Ela relembrou a trajetória árdua que traçou nos últimos anos. "Eu estava em período de muito trabalho em 2014, muito cansada. Trabalhava sete dias por semana. Não parava. Até que percebi que estava absolutamente esgotada. Tinha dor no corpo inteiro. Vivia tomando anti-inflamatório e analgésico para conseguir dar conta. Estava cansada, exausta, sem energia para viver, falar ou estar com ninguém", relembrou ela, que foi procurar ajuda na época. "Procurei uma grande amiga que é psicóloga. Ela me disse que eu não estava legal e precisava me tratar", afirmou.

"Comecei terapia. Estava indo bem, tentando melhorar. Aí minha mãe morreu. Eu divido as pessoas em quem conhece essa dor e quem não conhece. Piorei muito. Estava há um ano na terapia e minha psicóloga disse que eu não ia conseguir", desabafou a jornalista. "Ela via que eu fazia uma força imensa, tinha fé, era sensível, mas não conseguia. Disse que meu diagnóstico era de depressão crônica. De longa data, desde a infância", confidenciou.

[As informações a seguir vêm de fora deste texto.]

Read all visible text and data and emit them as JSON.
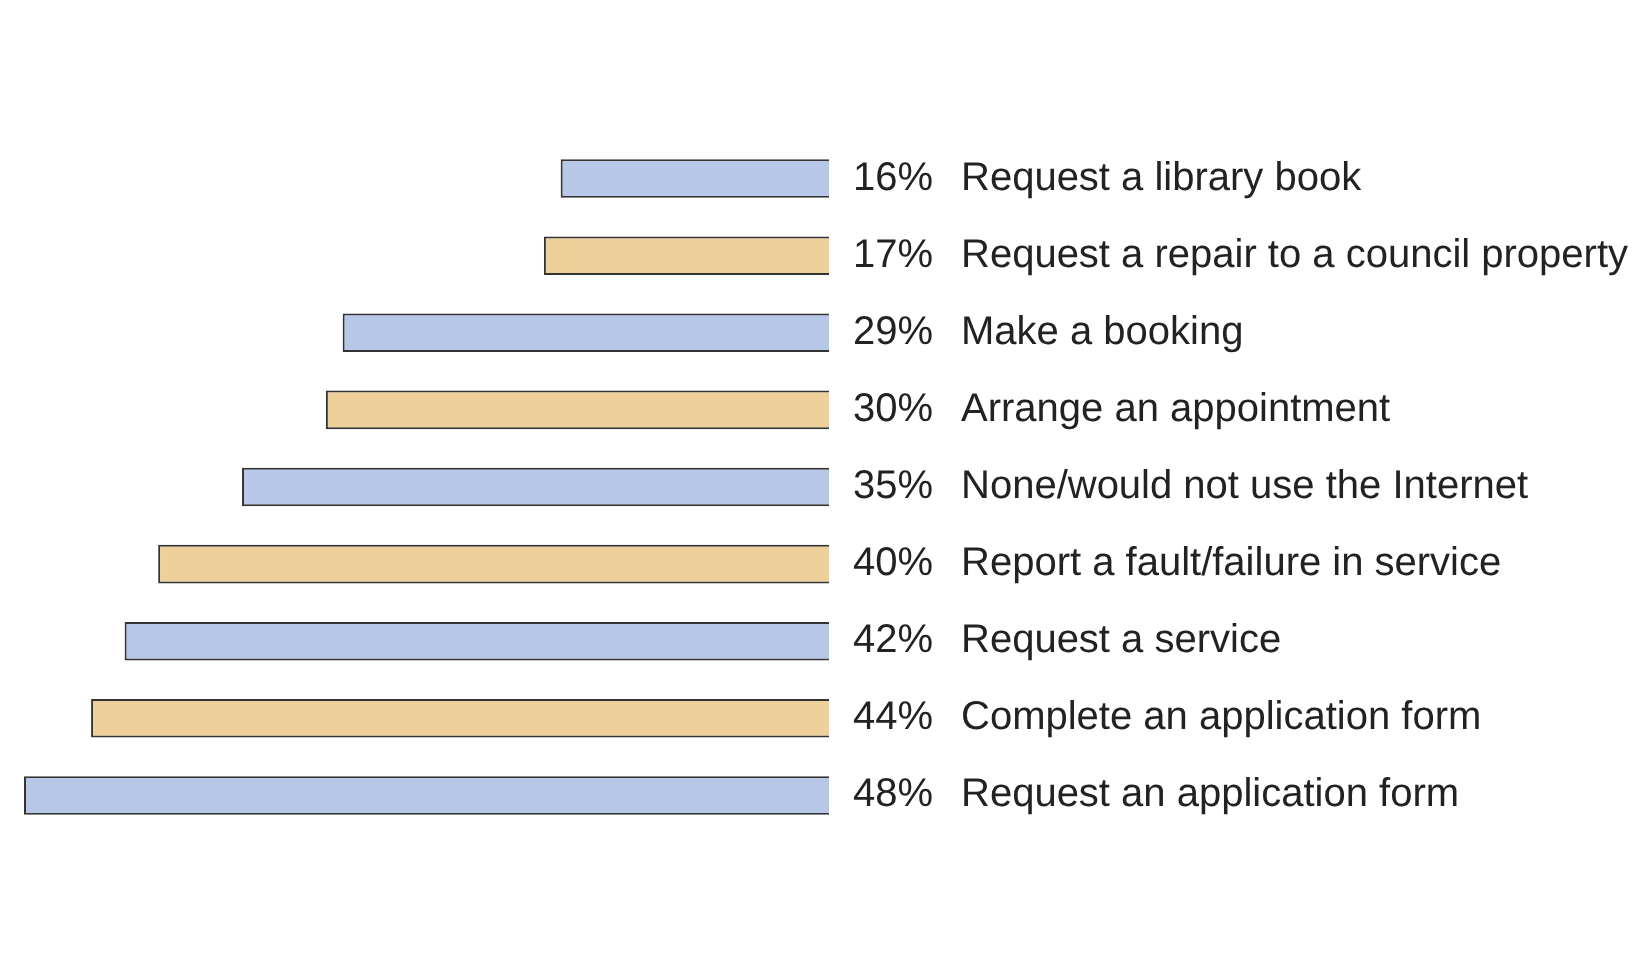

Cuca, que estava passando por problemas profissionais, revelou que a situação se agravou após uma discussão com o marido. "Naquela noite eu joguei a toalha. Conversei com Deus e disse a ele que não queria mais. Deu para mim. Não vou fingir que consigo porque não consigo", disse ela, que emocionalmente chegou no fundo do poço. "Não pensei em tirar minha vida porque acredito que não tenho esse direito. Mas pedi para morrer. Pedi mesmo", rememorou.

A apresentadora, então, buscou continuar se tratando psicologicamente e passou a tomar medicamentos. "Quando disseram que eu precisava de remédio, a sensação da descoberta da doença teve dois lados. Um horrível de 'eu sou doente'. Outro de 'que bom, isso tem explicação'. Eu não era louca, chata, fraca, burra, ou outras coisas que ouvi e senti a vida toda. Puxa, que alívio", relembrou Cuca, que hoje revela ter melhorado muito."Resolvi abraçar a causa. Esse problema é muito grave mundialmente. As pessoas ainda não respeitam, não reconhecem. Eu demorei tempo demais para assumir que estava doente", contou.